Tobias Bernstrup’s Dark, Dystopian World of War-Scarred Landscapes
Mixed-media artist Tobias Bernstrup is not one to shy away from difficult topics. As he has said about his approach: “Without being pretentious, I would rather create alternative routes to experiencing and understanding the world, understanding what it means to be human today.” In his current solo exhibition at Andréhn-Schiptjenko (his third at the gallery) he takes stock of the state of the world, and our place in it, through a new series of paintings, sculptures, and a video work, full of dark, dystopian imagery tinged with optimism—or is it irony?
The exhibition takes its title from that of his video, South of Heaven (2014), which serves as its anchor. Bernstrup’s fascination with and indebtedness to video games is apparent in the work’s computer-modeled imagery and its hyper-real aesthetic. It opens with a scene of an airplane flying high in a cloudy sky and releasing a bomb onto a desolate, wintry landscape. This landscape is a re-creation of Caspar David Friedrich’s early 19th-century painting, Monastery Graveyard in the Snow, which was destroyed during the Allied bombing of Germany during WWII and now exists only in the form of a black-and-white photograph. As much as the video serves as an homage to or meditation upon Friedrich’s lost painting and the war-scarred German landscape, it also has universal appeal. Through it, the artist suggests that the ideal worlds we dream of and build are all, ultimately, subject to destruction.

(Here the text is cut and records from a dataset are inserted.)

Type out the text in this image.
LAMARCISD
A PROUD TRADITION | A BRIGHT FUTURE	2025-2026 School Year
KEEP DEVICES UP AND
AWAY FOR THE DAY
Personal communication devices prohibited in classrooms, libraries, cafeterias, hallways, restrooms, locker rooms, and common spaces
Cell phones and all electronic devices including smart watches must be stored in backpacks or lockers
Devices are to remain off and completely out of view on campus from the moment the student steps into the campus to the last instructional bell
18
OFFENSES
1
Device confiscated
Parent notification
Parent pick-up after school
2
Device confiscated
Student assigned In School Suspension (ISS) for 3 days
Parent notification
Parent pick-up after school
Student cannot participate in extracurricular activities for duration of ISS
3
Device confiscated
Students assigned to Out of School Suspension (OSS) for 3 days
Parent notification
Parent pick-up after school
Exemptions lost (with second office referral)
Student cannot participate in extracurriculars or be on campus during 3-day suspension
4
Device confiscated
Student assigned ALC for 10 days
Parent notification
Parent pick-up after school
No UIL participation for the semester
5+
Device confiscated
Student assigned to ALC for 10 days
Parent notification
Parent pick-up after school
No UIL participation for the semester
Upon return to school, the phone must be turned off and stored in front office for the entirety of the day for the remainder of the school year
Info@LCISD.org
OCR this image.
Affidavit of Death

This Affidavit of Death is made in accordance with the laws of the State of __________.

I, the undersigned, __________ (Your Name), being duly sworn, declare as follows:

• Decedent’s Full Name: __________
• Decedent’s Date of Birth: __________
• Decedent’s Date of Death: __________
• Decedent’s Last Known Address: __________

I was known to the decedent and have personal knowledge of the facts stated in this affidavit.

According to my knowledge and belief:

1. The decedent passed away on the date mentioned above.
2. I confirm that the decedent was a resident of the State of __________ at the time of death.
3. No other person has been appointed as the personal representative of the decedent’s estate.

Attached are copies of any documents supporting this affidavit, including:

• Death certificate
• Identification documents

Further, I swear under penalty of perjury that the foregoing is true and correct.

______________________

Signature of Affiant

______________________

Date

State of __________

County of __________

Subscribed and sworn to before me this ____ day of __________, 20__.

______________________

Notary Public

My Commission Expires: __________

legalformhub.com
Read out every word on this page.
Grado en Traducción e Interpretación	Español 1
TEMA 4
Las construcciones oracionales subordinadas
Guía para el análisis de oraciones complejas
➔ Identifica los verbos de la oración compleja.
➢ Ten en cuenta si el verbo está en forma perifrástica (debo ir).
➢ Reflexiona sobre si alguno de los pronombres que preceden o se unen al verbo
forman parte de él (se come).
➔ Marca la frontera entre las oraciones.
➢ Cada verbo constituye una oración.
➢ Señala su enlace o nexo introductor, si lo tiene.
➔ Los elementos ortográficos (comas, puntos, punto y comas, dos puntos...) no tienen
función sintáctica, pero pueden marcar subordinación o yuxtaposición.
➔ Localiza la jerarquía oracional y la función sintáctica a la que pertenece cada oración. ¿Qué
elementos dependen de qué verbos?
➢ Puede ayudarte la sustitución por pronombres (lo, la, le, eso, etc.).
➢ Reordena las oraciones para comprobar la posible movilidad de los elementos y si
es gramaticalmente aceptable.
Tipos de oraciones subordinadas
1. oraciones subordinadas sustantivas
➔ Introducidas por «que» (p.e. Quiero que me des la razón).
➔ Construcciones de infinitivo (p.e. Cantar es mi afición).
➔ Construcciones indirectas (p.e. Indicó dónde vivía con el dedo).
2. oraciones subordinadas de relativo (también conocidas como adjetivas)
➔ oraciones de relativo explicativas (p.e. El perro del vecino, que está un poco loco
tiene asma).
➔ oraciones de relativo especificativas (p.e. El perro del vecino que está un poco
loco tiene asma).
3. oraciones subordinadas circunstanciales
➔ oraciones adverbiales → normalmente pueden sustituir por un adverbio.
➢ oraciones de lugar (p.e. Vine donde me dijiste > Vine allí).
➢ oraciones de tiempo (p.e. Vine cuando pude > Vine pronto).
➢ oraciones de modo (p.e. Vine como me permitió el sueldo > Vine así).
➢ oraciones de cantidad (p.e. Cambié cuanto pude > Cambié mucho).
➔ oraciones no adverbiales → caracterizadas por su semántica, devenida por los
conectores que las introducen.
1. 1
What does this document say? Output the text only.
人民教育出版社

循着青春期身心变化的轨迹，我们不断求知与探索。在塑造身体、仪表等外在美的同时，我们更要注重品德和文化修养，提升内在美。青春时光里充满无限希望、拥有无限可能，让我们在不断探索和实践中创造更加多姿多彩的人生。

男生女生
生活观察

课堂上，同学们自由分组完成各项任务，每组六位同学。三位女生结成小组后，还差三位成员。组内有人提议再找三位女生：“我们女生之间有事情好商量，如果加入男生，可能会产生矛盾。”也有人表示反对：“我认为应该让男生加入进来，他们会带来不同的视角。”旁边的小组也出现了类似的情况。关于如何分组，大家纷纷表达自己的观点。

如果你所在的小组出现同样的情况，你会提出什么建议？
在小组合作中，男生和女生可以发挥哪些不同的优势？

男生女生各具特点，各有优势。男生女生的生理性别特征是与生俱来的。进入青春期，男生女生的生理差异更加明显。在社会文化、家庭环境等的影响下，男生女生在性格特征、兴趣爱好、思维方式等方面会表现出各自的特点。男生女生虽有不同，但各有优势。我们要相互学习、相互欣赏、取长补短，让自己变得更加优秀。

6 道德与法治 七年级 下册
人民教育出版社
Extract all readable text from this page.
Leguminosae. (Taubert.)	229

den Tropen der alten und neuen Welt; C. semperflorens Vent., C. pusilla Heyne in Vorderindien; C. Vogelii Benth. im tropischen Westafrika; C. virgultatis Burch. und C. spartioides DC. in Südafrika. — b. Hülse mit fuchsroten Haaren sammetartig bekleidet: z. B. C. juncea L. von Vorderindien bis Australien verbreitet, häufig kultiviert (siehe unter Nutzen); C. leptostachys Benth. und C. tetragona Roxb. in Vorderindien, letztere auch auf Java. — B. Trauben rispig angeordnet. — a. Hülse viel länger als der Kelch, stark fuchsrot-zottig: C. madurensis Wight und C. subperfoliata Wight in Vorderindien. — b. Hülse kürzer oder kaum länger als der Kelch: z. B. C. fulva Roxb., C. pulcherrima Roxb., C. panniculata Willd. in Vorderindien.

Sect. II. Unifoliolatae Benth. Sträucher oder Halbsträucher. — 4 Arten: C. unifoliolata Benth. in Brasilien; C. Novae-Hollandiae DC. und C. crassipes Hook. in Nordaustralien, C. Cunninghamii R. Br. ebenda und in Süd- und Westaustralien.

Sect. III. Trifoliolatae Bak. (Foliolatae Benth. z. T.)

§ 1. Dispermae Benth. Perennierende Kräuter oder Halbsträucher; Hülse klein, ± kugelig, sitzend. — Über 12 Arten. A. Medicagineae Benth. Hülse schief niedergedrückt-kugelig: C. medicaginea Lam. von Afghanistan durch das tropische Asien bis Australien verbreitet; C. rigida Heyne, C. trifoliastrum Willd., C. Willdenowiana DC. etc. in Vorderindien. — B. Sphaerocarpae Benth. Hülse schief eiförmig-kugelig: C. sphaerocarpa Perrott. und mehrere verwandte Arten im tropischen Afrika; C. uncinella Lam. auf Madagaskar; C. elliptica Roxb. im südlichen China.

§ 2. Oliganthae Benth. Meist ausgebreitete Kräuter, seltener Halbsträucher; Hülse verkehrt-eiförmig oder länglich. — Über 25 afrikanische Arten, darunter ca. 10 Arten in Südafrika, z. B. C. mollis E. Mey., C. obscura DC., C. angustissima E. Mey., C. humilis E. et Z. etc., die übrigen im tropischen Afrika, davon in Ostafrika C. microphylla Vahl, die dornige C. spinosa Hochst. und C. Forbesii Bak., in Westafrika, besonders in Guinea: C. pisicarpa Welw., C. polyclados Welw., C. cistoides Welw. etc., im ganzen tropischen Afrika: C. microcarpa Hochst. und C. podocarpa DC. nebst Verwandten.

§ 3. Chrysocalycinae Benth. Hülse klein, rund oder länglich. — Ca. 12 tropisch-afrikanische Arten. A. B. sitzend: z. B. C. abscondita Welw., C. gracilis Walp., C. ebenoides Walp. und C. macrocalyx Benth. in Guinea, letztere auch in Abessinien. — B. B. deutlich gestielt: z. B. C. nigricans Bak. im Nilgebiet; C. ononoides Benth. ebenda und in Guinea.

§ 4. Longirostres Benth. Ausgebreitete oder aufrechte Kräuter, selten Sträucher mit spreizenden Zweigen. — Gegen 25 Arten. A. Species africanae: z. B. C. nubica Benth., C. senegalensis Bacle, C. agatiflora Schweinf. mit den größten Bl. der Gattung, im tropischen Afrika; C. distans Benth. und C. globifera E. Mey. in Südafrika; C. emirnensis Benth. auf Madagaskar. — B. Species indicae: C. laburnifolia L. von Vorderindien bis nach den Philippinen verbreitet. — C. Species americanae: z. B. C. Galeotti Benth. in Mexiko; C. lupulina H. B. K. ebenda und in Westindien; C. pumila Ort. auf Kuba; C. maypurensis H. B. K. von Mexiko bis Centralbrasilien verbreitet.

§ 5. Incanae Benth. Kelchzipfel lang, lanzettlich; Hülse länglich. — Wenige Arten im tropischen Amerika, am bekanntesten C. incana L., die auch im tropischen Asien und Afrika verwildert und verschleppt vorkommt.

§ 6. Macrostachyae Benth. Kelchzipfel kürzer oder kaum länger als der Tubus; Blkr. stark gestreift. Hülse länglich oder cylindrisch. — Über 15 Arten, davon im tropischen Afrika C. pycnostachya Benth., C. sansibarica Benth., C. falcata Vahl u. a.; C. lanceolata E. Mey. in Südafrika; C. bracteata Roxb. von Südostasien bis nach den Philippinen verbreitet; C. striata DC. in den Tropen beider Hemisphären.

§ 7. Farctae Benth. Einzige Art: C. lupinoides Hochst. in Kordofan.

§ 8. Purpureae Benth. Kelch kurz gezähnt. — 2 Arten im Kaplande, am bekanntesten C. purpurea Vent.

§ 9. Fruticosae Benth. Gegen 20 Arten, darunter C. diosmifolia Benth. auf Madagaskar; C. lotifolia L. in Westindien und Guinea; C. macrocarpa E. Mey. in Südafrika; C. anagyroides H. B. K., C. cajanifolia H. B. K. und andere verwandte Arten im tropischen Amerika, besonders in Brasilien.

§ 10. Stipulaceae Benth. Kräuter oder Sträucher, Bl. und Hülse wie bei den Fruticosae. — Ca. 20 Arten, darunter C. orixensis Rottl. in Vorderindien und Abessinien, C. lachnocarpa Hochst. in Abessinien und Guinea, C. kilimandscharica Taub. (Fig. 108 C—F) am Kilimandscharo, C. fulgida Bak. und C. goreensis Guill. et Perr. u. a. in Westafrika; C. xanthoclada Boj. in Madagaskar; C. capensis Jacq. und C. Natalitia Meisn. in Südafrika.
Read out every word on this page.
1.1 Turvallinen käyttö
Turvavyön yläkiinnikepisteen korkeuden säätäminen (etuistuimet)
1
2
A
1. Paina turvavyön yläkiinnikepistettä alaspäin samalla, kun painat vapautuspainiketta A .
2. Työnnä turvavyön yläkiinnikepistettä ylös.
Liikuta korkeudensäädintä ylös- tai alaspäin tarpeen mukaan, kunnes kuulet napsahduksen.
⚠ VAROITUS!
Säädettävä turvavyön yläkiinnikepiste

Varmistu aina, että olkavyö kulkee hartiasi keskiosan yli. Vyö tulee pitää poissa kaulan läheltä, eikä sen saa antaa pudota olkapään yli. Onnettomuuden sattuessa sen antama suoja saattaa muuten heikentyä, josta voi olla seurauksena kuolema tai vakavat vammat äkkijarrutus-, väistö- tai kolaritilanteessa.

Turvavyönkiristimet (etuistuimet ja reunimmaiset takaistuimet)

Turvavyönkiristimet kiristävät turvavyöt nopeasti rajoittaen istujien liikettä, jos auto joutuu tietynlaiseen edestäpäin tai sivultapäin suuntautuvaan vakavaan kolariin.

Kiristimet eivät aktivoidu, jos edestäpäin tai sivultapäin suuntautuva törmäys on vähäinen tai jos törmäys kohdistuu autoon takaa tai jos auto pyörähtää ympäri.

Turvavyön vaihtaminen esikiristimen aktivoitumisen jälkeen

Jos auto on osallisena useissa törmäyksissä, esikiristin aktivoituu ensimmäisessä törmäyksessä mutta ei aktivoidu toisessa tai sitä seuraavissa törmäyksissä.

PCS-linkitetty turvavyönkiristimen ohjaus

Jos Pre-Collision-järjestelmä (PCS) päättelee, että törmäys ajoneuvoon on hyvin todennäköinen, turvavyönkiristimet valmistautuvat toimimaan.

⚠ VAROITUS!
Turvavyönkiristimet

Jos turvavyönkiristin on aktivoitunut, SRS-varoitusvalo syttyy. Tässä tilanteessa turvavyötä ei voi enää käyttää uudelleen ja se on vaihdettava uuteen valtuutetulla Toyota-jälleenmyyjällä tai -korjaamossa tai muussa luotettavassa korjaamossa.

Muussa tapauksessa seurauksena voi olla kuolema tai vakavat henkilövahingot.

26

In other works in the exhibition, Bernstrup pairs words associated with optimism and industriousness—like “promise” and “hope”—with images that suggest their opposites. In a sculpture titled Promise (2014), for example, he constructs a high-rise-like tower out of the word, “promise,” which appears partially bombed. Or could this be about potential, rather than destruction, if the word “promise” were taken optimistically? Perhaps this is an old building slated for demolition to make way for the new. It is up to us to determine how to read these intentionally ambiguous works, and to decide if what lies “south of heaven” is the earth, or hell.